Effect of supplementation with vitamin D on biochemical markers of iron status and erythropoiesis in older people: BEST-D trial

Abstract

Previous observational studies suggested that vitamin D may control the absorption of iron (Fe) by inhibition of hepcidin, but the causal relevance of these associations is uncertain. Using placebo-controlled randomisation, we assessed the effects of supplementation with vitamin D on biochemical markers of Fe status and erythropoiesis in community-dwelling older people living in the UK. The BEST-D trial, designed to establish the optimum dose of vitamin D3 for future trials, had 305 participants, aged 65 years or older, randomly allocated to 4000 IU vitamin D3 (n 102), 2000 IU vitamin D3 (n 102) or matching placebo (n 101). We estimated the effect of vitamin D allocation on plasma levels of hepcidin, soluble transferrin receptor (sTfR), ferritin, Fe, transferrin, saturated transferrin (TSAT%) and the sTfR-ferritin index. Despite increases in 25-hydroxy-vitamin D, neither dose had significant effects on biochemical markers of Fe status or erythropoiesis. Geometric mean concentrations were similar in vitamin D3 arms v. placebo for hepcidin (20·7 [se 0·90] v. 20·5 [1·21] ng/ml), sTfR (0·69 [0·010] v. 0·70 [0·015] µg/ml), ferritin (97·1 [2·81] v. 97·8 [4·10] µg/l) and sTfR-ferritin ratio (0·36 [0·006] v. 0·36 [0·009]), respectively, while arithmetic mean levels were similar for Fe (16·7 [0·38] v. 17·3 [0·54] µmol/l), transferrin (2·56 [0·014] v. 2·60 [0·021] g/dl) and TSAT% (26·5 [0·60] v. 27·5 [0·85]). The proportions of participants with ferritin < 15 µg/l and TSAT < 16 % were unaltered by vitamin D3 suggesting that 12 months of daily supplementation with moderately high doses of vitamin D3 are unlikely to alter the Fe status of older adults.
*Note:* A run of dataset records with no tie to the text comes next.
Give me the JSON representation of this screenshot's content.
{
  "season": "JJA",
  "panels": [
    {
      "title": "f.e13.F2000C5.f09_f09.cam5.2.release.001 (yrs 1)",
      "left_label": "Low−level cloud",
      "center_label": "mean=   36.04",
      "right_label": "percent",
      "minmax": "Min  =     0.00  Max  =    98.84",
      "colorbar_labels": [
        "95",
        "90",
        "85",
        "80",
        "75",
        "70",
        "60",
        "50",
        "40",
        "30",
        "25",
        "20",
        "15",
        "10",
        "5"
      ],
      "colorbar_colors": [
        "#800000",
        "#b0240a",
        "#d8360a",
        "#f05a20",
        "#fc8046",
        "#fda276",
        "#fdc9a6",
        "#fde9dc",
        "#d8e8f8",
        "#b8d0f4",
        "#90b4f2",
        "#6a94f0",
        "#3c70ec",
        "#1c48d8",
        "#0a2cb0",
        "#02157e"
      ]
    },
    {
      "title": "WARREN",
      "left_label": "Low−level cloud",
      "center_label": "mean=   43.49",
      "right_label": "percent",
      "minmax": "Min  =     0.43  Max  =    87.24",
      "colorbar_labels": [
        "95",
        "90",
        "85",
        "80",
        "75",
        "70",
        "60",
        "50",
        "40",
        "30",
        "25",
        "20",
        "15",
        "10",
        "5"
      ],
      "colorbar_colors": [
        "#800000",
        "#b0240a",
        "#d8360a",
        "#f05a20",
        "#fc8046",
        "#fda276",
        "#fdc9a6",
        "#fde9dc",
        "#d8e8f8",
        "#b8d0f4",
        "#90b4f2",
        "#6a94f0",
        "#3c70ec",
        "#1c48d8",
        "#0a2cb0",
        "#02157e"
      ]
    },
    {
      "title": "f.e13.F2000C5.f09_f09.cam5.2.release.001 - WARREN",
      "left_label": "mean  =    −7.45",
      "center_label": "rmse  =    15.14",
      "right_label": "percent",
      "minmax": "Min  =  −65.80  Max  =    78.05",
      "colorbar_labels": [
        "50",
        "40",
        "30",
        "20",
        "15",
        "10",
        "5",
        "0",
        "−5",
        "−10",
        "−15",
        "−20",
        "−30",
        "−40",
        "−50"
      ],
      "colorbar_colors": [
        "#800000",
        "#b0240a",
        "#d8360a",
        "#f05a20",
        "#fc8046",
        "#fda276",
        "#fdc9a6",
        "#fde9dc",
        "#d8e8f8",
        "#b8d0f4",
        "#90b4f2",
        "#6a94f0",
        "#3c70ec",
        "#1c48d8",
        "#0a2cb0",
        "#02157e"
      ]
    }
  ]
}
Keywords: Erythropoiesis; Healthy older population; Iron; Randomised Controlled Trial; Vitamin D supplementation.

Figure 1.

Median levels of parameters measured at baseline to define Fe deficiency in healthy male and female participants in the BEST-D study. Box and whisker plots show the median of each parameter with individual outliers shown above and below the inter-quintile range for (a) Fe, (b) transferrin (Tf), (c) transferrin saturation (TSAT%), (d) Hepcidin and (e) correlation of hepcidin with TSAT% (below dashed line may be deficient in Fe).

Figure 2.

Measurements of Fe availability for erythropoiesis at baseline and their relationship with hepcidin levels in the BEST-D cohort of healthy male and female participants. (a) sTfR, (b) ferritin, (c) sTfR-ferritin index (sTfR-F index) is shown at baseline before randomisation. Horizontal bars of box and whisker plots represent medians with individual outliers above and below the inter-quintile range. (d) Correlation of hepcidin with sTfR-F index (above dashed line may have reduced erythropoiesis).